If he was a good and faithful enough friend, you might make the commitment, knowing he was desperate and would use the money strictly for necessities.
But what if, after a few months, you learned he was using some of the money you’d provided to buy cigarettes and booze, to buy lottery tickets and gamble and to bedeck his body with tattoos?
Very likely, you’d instruct him to find his windfall elsewhere.
That’s exactly the position in which governments are finding themselves these days as it comes to light that welfare payments are being used — by some recipients — for these kinds of frivolities.
And governments want to do something about it. We believe they should.
Welfare payments are made via electronic transfers — similar to debit cards. Many states are now considering, or have already enacted, restrictions on where these transactions can take place and for what.
Not everybody agrees with the policy, remarkably. The Associated Press the other day quoted Elizabeth Lower-Basch, a policy analyst for the Center for Law and Social Policy, a Washington nonprofit, as arguing that such measures reflect “people’s preconceived notions and stereotypes of low-income people.”
It does no such thing.
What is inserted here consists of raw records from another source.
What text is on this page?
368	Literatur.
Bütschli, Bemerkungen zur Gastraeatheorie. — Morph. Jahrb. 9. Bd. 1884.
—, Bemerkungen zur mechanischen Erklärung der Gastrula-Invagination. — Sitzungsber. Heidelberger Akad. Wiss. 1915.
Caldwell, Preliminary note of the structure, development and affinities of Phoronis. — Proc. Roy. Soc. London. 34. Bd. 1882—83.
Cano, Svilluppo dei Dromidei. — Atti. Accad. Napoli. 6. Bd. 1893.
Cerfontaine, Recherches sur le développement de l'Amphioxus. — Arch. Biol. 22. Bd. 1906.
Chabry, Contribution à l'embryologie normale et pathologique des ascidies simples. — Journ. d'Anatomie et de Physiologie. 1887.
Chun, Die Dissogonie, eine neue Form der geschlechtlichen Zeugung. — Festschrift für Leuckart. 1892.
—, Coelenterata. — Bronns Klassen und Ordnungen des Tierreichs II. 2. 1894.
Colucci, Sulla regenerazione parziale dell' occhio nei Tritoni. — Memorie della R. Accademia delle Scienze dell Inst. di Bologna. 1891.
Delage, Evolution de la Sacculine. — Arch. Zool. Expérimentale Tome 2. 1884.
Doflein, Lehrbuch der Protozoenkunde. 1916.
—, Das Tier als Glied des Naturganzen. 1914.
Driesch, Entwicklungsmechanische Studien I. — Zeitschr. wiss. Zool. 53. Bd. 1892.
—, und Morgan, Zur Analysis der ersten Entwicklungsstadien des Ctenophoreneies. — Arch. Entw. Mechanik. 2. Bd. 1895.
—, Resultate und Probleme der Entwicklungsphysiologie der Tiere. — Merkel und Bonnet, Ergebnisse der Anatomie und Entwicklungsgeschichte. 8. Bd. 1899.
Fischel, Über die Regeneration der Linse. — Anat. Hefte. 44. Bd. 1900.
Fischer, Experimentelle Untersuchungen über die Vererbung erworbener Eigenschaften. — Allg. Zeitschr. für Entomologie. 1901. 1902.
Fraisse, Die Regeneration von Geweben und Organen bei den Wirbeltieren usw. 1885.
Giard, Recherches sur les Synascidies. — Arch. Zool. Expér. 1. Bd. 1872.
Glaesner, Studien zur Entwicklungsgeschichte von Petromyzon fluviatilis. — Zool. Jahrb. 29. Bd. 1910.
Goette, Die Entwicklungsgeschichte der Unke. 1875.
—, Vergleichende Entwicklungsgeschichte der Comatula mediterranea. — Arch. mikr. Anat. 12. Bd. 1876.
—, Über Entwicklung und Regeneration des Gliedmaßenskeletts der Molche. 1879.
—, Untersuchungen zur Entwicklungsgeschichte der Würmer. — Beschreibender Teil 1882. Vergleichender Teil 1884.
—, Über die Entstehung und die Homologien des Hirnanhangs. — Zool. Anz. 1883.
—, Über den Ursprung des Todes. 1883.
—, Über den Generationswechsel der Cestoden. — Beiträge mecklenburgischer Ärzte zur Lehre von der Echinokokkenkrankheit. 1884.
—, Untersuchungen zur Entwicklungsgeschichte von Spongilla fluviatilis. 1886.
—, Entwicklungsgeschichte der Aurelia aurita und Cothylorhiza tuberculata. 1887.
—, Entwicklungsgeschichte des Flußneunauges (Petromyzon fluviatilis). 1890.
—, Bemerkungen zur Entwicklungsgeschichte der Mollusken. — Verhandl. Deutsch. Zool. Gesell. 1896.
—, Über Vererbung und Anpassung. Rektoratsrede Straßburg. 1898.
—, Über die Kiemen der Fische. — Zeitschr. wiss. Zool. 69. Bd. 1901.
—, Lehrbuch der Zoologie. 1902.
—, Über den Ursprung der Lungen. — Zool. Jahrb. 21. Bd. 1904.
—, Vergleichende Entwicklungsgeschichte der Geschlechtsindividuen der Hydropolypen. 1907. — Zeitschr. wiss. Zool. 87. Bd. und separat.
If welfare recipients aren’t misusing their payments, they have nothing to worry about. It’s only the abusers who are affected by the laws.
In fact, those measures would go a long way toward removing the stigma from honest and dutiful welfare recipients. If the paying public were assured the money was being used for life’s necessities, a lot of the resentment of the program would evaporate. The great majority of people receiving the benefits are legitimately needy.
The AP quoted recipient Ann Valdez of Brooklyn balking at the restrictions, saying the government should instead be trying to create jobs. She insisted she struggles desperately every month to feed, clothe and house her son and her.
First, job creation and welfare monitoring are not mutually exclusive endeavors. The government by all means should do both. And, if she is not using her money for unacceptable purposes, she need not fret over the restrictions.
Welfare is a necessary element in a compassionate society. Sometimes, our neighbors are unable to care for themselves.
But the provider is quite right to be sure the people paying the bills are paying the right ones.